К одной стене была пришпилена муниципальная карта Майки. Ее испещряли сотни булавок десятка разных цветов. Указаний на то, что они обозначали, не было. Стену напротив покрывал огромный самодельный календарь с квадратиком для каждого дня в году. В квадратиках карандашом были вписаны имена. Над календарем было написано: ДНИ РОЖДЕНИЯ. И только в одном квадратике виднелось красное пятнышко – маленькое сердечко. Рядом с моим именем.
Арчи протянул мне нечто вроде толстого семейного альбома. Выведенный от руки заголовок гласил: «Ранняя жизнь Питера Синковича». Я пролистал его. В нем были фотографии, сделанные в тот день: Питер дерется с девочками из-за своей любимой машинки-банана.
– Я должен подождать пять лет и передать альбом его родителям, – сказал Арчи.

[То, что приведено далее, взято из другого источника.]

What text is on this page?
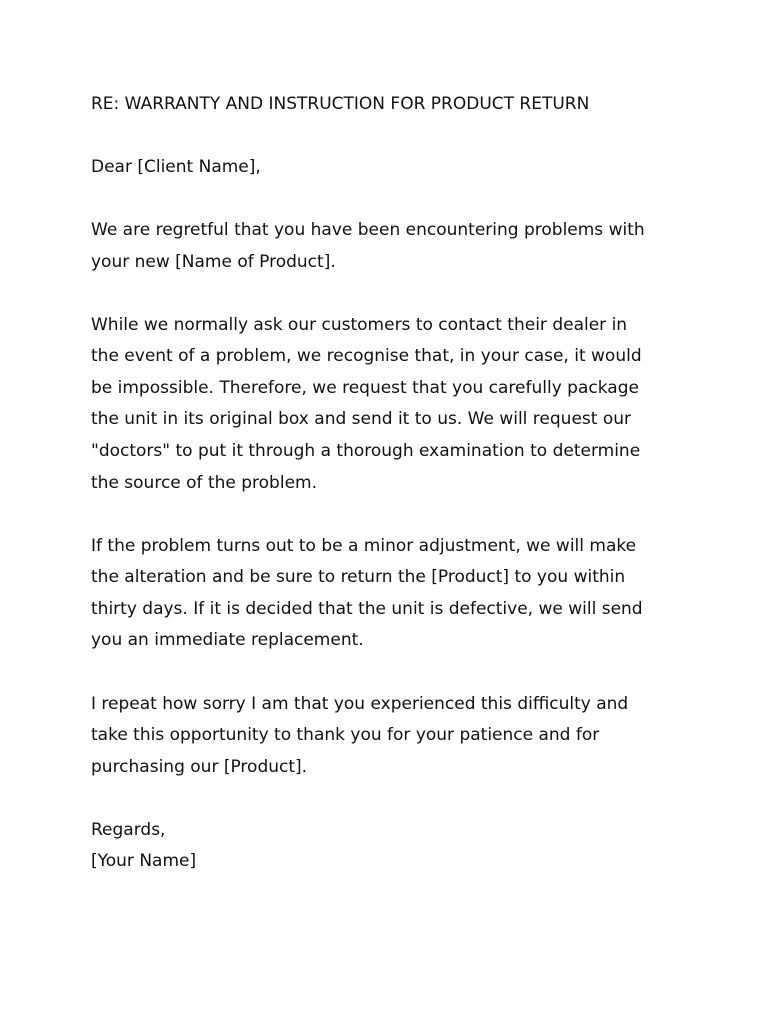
RE: WARRANTY AND INSTRUCTION FOR PRODUCT RETURN
Dear [Client Name],
We are regretful that you have been encountering problems with
your new [Name of Product].
While we normally ask our customers to contact their dealer in
the event of a problem, we recognise that, in your case, it would
be impossible. Therefore, we request that you carefully package
the unit in its original box and send it to us. We will request our
"doctors" to put it through a thorough examination to determine
the source of the problem.
If the problem turns out to be a minor adjustment, we will make
the alteration and be sure to return the [Product] to you within
thirty days. If it is decided that the unit is defective, we will send
you an immediate replacement.
I repeat how sorry I am that you experienced this difficulty and
take this opportunity to thank you for your patience and for
purchasing our [Product].
Regards,
[Your Name]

Он показал на архивный шкаф в углу. С тремя ящичками. Я открыл один. В нем лежали десятки красных папок, каждая с ярлычком с написанным именем. Я увидел папку «Борлок». Это я. Я вытащил и открыл ее. Внутри лежала газетная заметка о моем дне рождения, вышедшая в «Майка Таймс» тремя годами ранее. И мое описание из школьной газеты. И фотографии, сделанные тайком: вот я на парковке, вот я выхожу из дома, я в торговом центре. Очевидно, Питер Синкович не был единственным объектом ее съемок. И листок бумаги с двумя колонками: «Любит» и «Не любит». В колонке «Любит» было написано «Галстуки с дикобразами». А чуть ниже: «Бананово-клубничный смузи».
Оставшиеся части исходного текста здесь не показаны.